The Works of M. P. Shiel
- Dust-jacket from the first edition
- Author: by A. Reynolds Morse
- Cover artist: Salvador Dalí and Jack Gaughan
- Language: English
- Genre: Bibliography of M. P. Shiel
- Publisher: Fantasy Publishing Company, Inc.
- Publication date: 1948
- Publication place: United States
- Media type: Print (Hardback)
- Pages: xvii, 170 pp
- OCLC: 1851953

= The Works of M. P. Shiel =

The Works of M. P. Shiel is a bibliography of works by British author M. P. Shiel. The bibliography was compiled by A. Reynolds Morse. It was first published by Fantasy Publishing Company, Inc. in 1948 in an edition of 1,000 copies.

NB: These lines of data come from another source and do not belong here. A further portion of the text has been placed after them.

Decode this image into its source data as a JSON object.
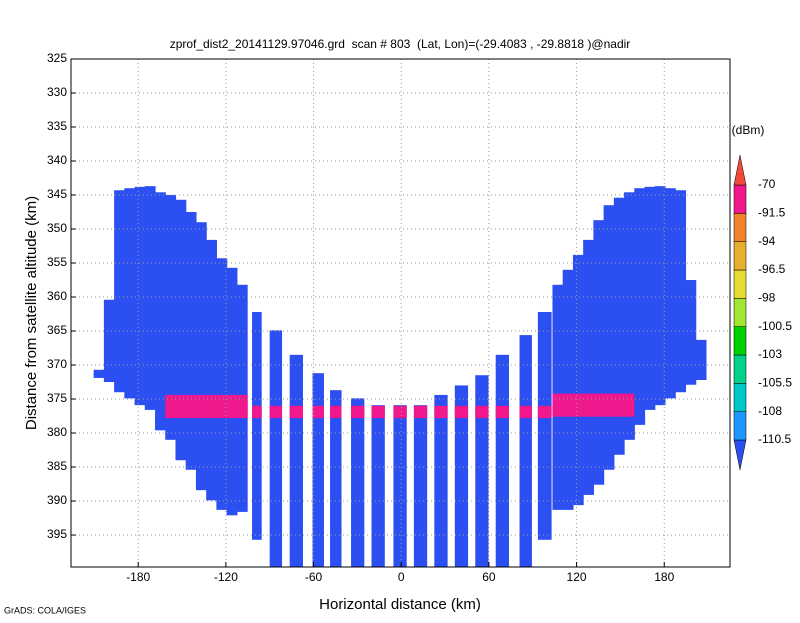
{
  "chart_data": {
    "type": "profile",
    "title": "zprof_dist2_20141129.97046.grd  scan # 803  (Lat, Lon)=(-29.4083 , -29.8818 )@nadir",
    "x_label": "Horizontal distance (km)",
    "y_label": "Distance from satellite altitude (km)",
    "xlim": [
      -226,
      225
    ],
    "ylim": [
      399.7,
      325
    ],
    "xticks": [
      -180,
      -120,
      -60,
      0,
      60,
      120,
      180
    ],
    "yticks": [
      325,
      330,
      335,
      340,
      345,
      350,
      355,
      360,
      365,
      370,
      375,
      380,
      385,
      390,
      395
    ],
    "grid": true,
    "beams": {
      "value": -111,
      "x": [
        -207,
        -200,
        -193,
        -186,
        -179,
        -172,
        -165,
        -158,
        -151,
        -144,
        -137,
        -130,
        -123,
        -116,
        -109,
        -99,
        -86,
        -72,
        -57,
        -45,
        -30,
        -16,
        -1,
        13,
        27,
        41,
        55,
        69,
        85,
        98,
        107,
        114,
        121,
        128,
        135,
        142,
        149,
        156,
        163,
        170,
        177,
        184,
        191,
        198,
        205
      ],
      "top": [
        370.7,
        360.4,
        344.3,
        344.0,
        343.8,
        343.7,
        344.6,
        345.0,
        345.7,
        347.5,
        349.0,
        351.6,
        354.3,
        355.7,
        358.2,
        362.2,
        364.9,
        368.5,
        371.2,
        373.7,
        374.9,
        375.9,
        375.9,
        375.9,
        374.4,
        373.0,
        371.5,
        368.5,
        365.6,
        362.2,
        358.2,
        356.0,
        353.8,
        351.6,
        348.7,
        346.5,
        345.4,
        344.6,
        344.0,
        343.8,
        343.7,
        344.0,
        344.3,
        357.5,
        366.3
      ],
      "bottom": [
        371.9,
        372.5,
        374.0,
        374.9,
        375.9,
        376.6,
        379.6,
        381.0,
        384.0,
        385.4,
        388.4,
        389.9,
        391.3,
        392.1,
        391.6,
        395.7,
        399.7,
        399.7,
        399.7,
        399.7,
        399.7,
        399.7,
        399.7,
        399.7,
        399.7,
        399.7,
        399.7,
        399.7,
        399.7,
        395.7,
        391.3,
        391.3,
        390.6,
        389.1,
        387.6,
        385.4,
        383.2,
        381.0,
        378.8,
        376.6,
        375.9,
        374.9,
        374.0,
        372.9,
        372.2
      ]
    },
    "band": {
      "value": -80,
      "top": [
        null,
        null,
        null,
        null,
        null,
        null,
        null,
        374.4,
        374.4,
        374.4,
        374.4,
        374.4,
        374.4,
        374.4,
        374.4,
        376.0,
        376.0,
        376.0,
        376.0,
        376.0,
        376.0,
        376.0,
        376.0,
        376.0,
        376.0,
        376.0,
        376.0,
        376.0,
        376.0,
        376.0,
        374.2,
        374.2,
        374.2,
        374.2,
        374.2,
        374.2,
        374.2,
        374.2,
        null,
        null,
        null,
        null,
        null,
        null,
        null
      ],
      "bottom": [
        null,
        null,
        null,
        null,
        null,
        null,
        null,
        377.8,
        377.8,
        377.8,
        377.8,
        377.8,
        377.8,
        377.8,
        377.8,
        377.8,
        377.8,
        377.8,
        377.8,
        377.8,
        377.8,
        377.8,
        377.8,
        377.8,
        377.8,
        377.8,
        377.8,
        377.8,
        377.8,
        377.8,
        377.6,
        377.6,
        377.6,
        377.6,
        377.6,
        377.6,
        377.6,
        377.6,
        null,
        null,
        null,
        null,
        null,
        null,
        null
      ]
    },
    "colorbar": {
      "unit": "(dBm)",
      "levels": [
        -110.5,
        -108,
        -105.5,
        -103,
        -100.5,
        -98,
        -96.5,
        -94,
        -91.5,
        -70
      ],
      "colors": [
        "#2c4ff2",
        "#1e96ff",
        "#00c8c8",
        "#00d28c",
        "#00d200",
        "#a0e632",
        "#e6dc32",
        "#e6af2d",
        "#f08228",
        "#f0188c",
        "#f04a3c"
      ]
    }
  },
  "footer": "GrADS: COLA/IGES"
}
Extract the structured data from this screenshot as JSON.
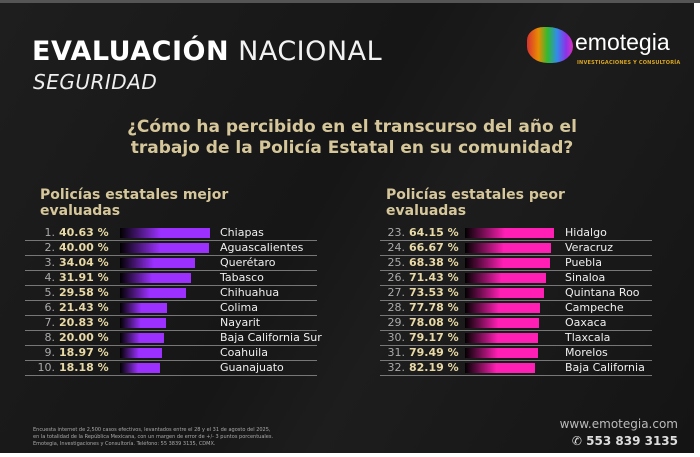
{
  "header": {
    "title_bold": "EVALUACIÓN",
    "title_light": "NACIONAL",
    "subtitle": "SEGURIDAD"
  },
  "logo": {
    "name": "emotegia",
    "tagline": "INVESTIGACIONES Y CONSULTORÍA"
  },
  "question": [
    "¿Cómo ha percibido en el transcurso del año el",
    "trabajo de la Policía Estatal en su comunidad?"
  ],
  "best": {
    "title": [
      "Policías estatales mejor",
      "evaluadas"
    ],
    "color": "#9b30ff",
    "rows": [
      {
        "rank": "1.",
        "pct": "40.63 %",
        "value": 40.63,
        "state": "Chiapas"
      },
      {
        "rank": "2.",
        "pct": "40.00 %",
        "value": 40.0,
        "state": "Aguascalientes"
      },
      {
        "rank": "3.",
        "pct": "34.04 %",
        "value": 34.04,
        "state": "Querétaro"
      },
      {
        "rank": "4.",
        "pct": "31.91 %",
        "value": 31.91,
        "state": "Tabasco"
      },
      {
        "rank": "5.",
        "pct": "29.58 %",
        "value": 29.58,
        "state": "Chihuahua"
      },
      {
        "rank": "6.",
        "pct": "21.43 %",
        "value": 21.43,
        "state": "Colima"
      },
      {
        "rank": "7.",
        "pct": "20.83 %",
        "value": 20.83,
        "state": "Nayarit"
      },
      {
        "rank": "8.",
        "pct": "20.00 %",
        "value": 20.0,
        "state": "Baja California Sur"
      },
      {
        "rank": "9.",
        "pct": "18.97 %",
        "value": 18.97,
        "state": "Coahuila"
      },
      {
        "rank": "10.",
        "pct": "18.18 %",
        "value": 18.18,
        "state": "Guanajuato"
      }
    ]
  },
  "worst": {
    "title": [
      "Policías estatales peor",
      "evaluadas"
    ],
    "color": "#ff1fb4",
    "rows": [
      {
        "rank": "23.",
        "pct": "64.15 %",
        "value": 64.15,
        "state": "Hidalgo"
      },
      {
        "rank": "24.",
        "pct": "66.67 %",
        "value": 66.67,
        "state": "Veracruz"
      },
      {
        "rank": "25.",
        "pct": "68.38 %",
        "value": 68.38,
        "state": "Puebla"
      },
      {
        "rank": "26.",
        "pct": "71.43 %",
        "value": 71.43,
        "state": "Sinaloa"
      },
      {
        "rank": "27.",
        "pct": "73.53 %",
        "value": 73.53,
        "state": "Quintana Roo"
      },
      {
        "rank": "28.",
        "pct": "77.78 %",
        "value": 77.78,
        "state": "Campeche"
      },
      {
        "rank": "29.",
        "pct": "78.08 %",
        "value": 78.08,
        "state": "Oaxaca"
      },
      {
        "rank": "30.",
        "pct": "79.17 %",
        "value": 79.17,
        "state": "Tlaxcala"
      },
      {
        "rank": "31.",
        "pct": "79.49 %",
        "value": 79.49,
        "state": "Morelos"
      },
      {
        "rank": "32.",
        "pct": "82.19 %",
        "value": 82.19,
        "state": "Baja California"
      }
    ]
  },
  "footer": {
    "note": [
      "Encuesta internet de 2,500 casos efectivos, levantados entre el 28 y el 31 de agosto del 2025,",
      "en la totalidad de la República Mexicana, con un margen de error de +/- 3 puntos porcentuales.",
      "Emotegia, Investigaciones y Consultoría. Teléfono: 55 3839 3135, CDMX."
    ],
    "website": "www.emotegia.com",
    "phone": "553 839 3135"
  }
}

Morse later revised the book as volumes II & III of a four volume study of Shiel issued by The Reynolds Morse Foundation (now The Salvador Dalí Foundation) 1979-1983. The series included one volume of photo-offsets of the periodical versions of two novels, The Empress of the Earth, The Purple Cloud, and 15 short stories, one volume of bibliography, greatly expanded from the 1948 edition, a volume of mostly biographical material with some bibliographical material, including a section on sometime Shiel collaborator, Louis Tracy, and a final volume of essays about Shiel.